July 18, 2008
Robotic Heart Surgery a Less Invasive Option
By Vallery Brown, The Oklahoman
Jul. 18--The da Vinci Surgical System may look like it came from the belly of a space ship, but the cutting edge machine offers surgeons an upper hand that is proving beneficial for patients and doctors.Though only a handful of facilities in the state use robot-assisted surgery, Oklahoma Heart Hospital in Oklahoma City is using the technology to perform less invasive heart surgeries, including mitral valve repair and replacement, the correction of defects inside the heart, and simple bypass surgeries.

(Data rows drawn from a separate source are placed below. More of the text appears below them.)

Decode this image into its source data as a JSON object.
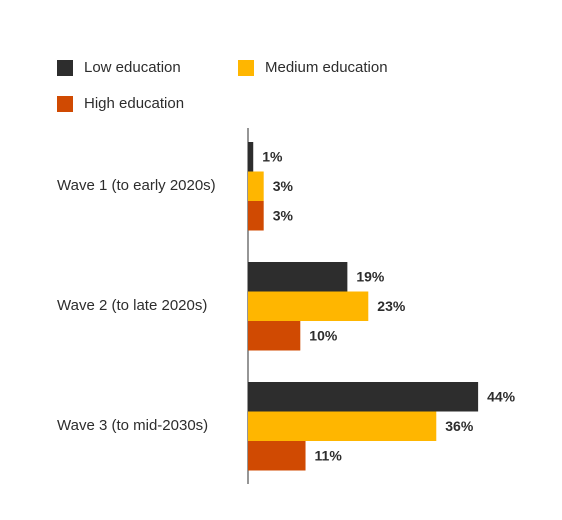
{
  "chart_data": {
    "type": "hbar",
    "categories": [
      "Wave 1 (to early 2020s)",
      "Wave 2 (to late 2020s)",
      "Wave 3 (to mid-2030s)"
    ],
    "series": [
      {
        "name": "Low education",
        "color": "#2d2d2d",
        "values": [
          1,
          19,
          44
        ],
        "value_labels": [
          "1%",
          "19%",
          "44%"
        ]
      },
      {
        "name": "Medium education",
        "color": "#ffb600",
        "values": [
          3,
          23,
          36
        ],
        "value_labels": [
          "3%",
          "23%",
          "36%"
        ]
      },
      {
        "name": "High education",
        "color": "#d04a02",
        "values": [
          3,
          10,
          11
        ],
        "value_labels": [
          "3%",
          "10%",
          "11%"
        ]
      }
    ]
  }
}
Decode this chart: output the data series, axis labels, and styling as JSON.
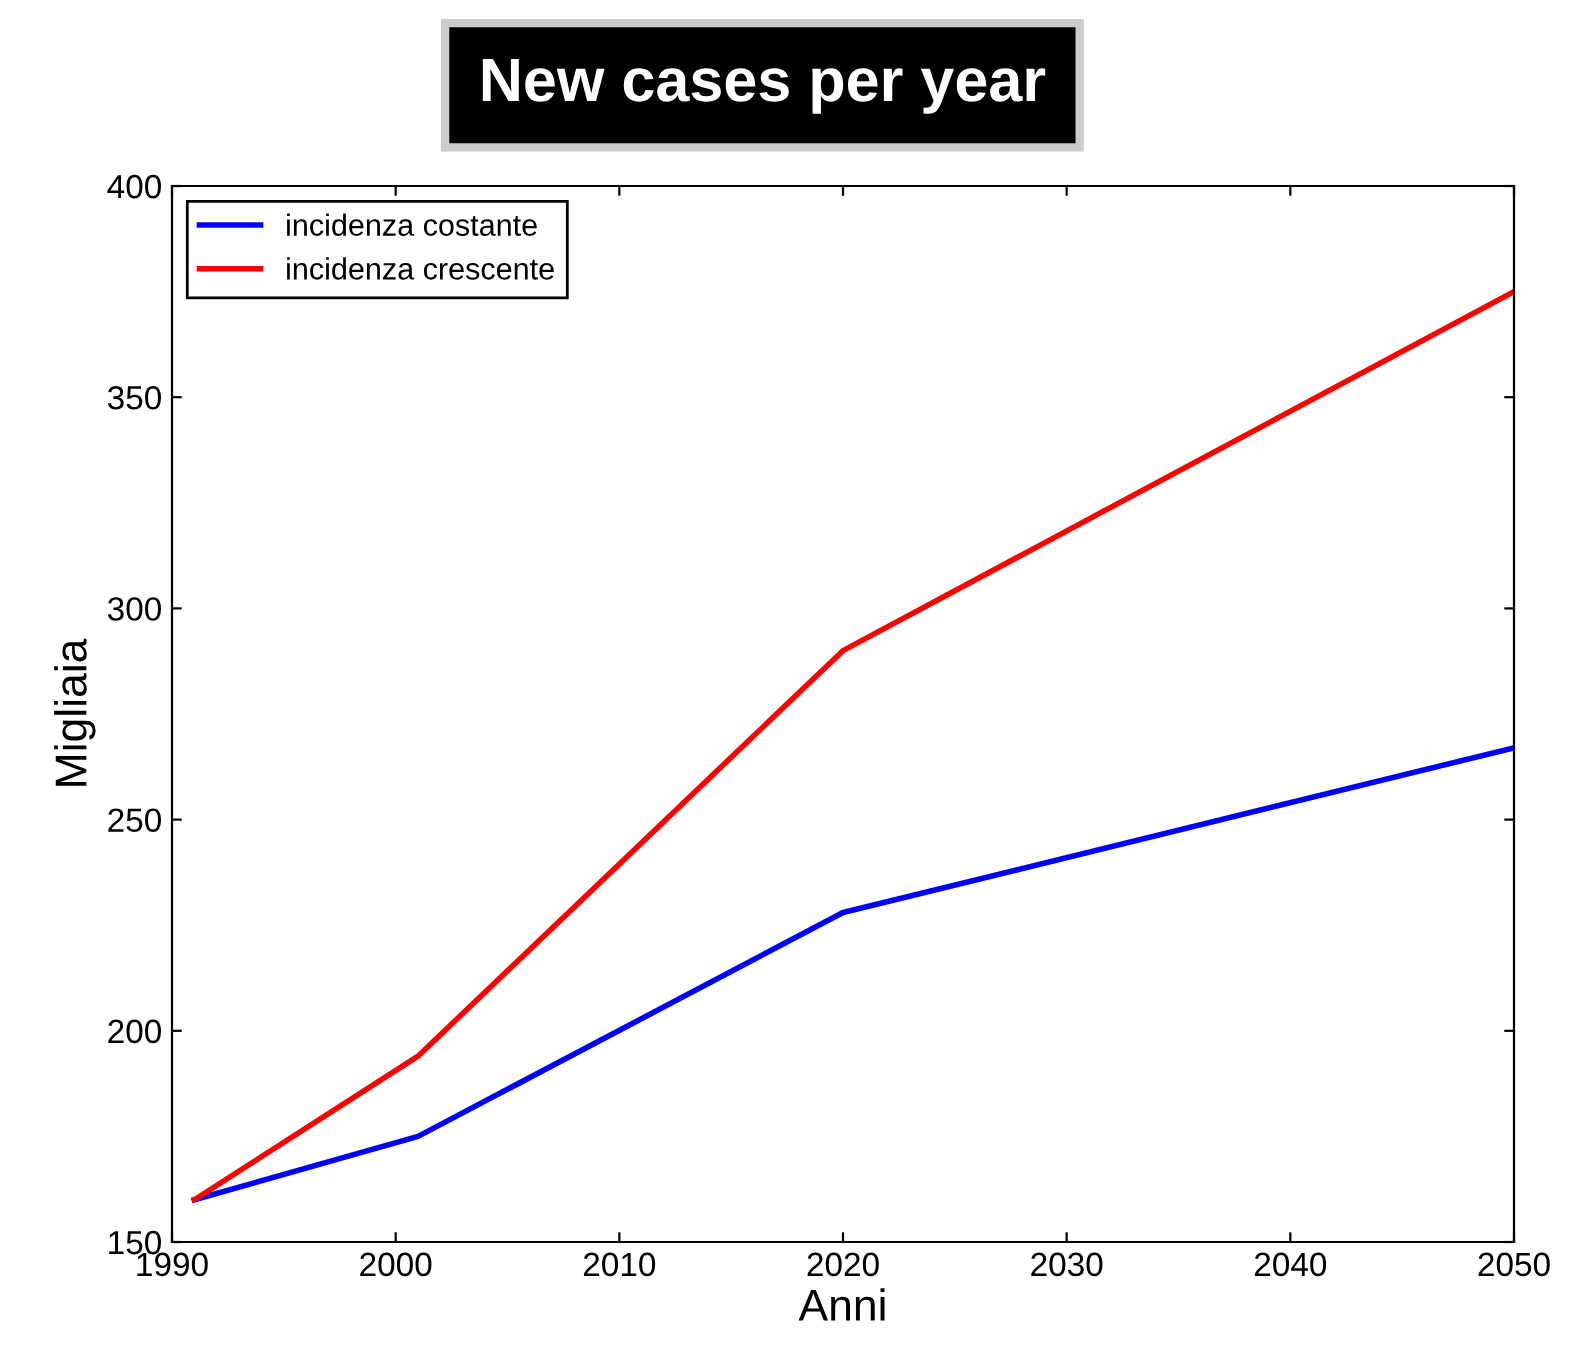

"I was skeptical about what this does and I was very gratified to find out that this allows us to do a much better job of repairing mitral valves than we had ever done before," said Dr. Mark Bodenhamer, a cardiac surgeon at the hospital.
Less bleeding, scarring and infection risk The mitral valve controls blood flow through the left side of the heart, and abnormalities to the valve are traditionally repaired by sawing through the breastbone and spreading the patient's ribs for open access to the heart.
With the use of robotics, Bodenhamer is able to repair valves by entering through three small incisions just below the patient's right arm. The smaller incisions, less than a dime's width in size, mean less bleeding, less scarring and less risk for infection.
What are the downsides? Though the benefits are many, the equipment comes with a high price tag. The robot itself costs about $2 million dollars and every nurse, technician, and doctor who works with it must be trained.
Also, not everyone can qualify to be a candidate for the robotic heart procedure. Some women, for example, can be ruled out as candidates because their breasts can create impediments to the access points where the robotic arms are inserted. Obese patients often present the same challenge.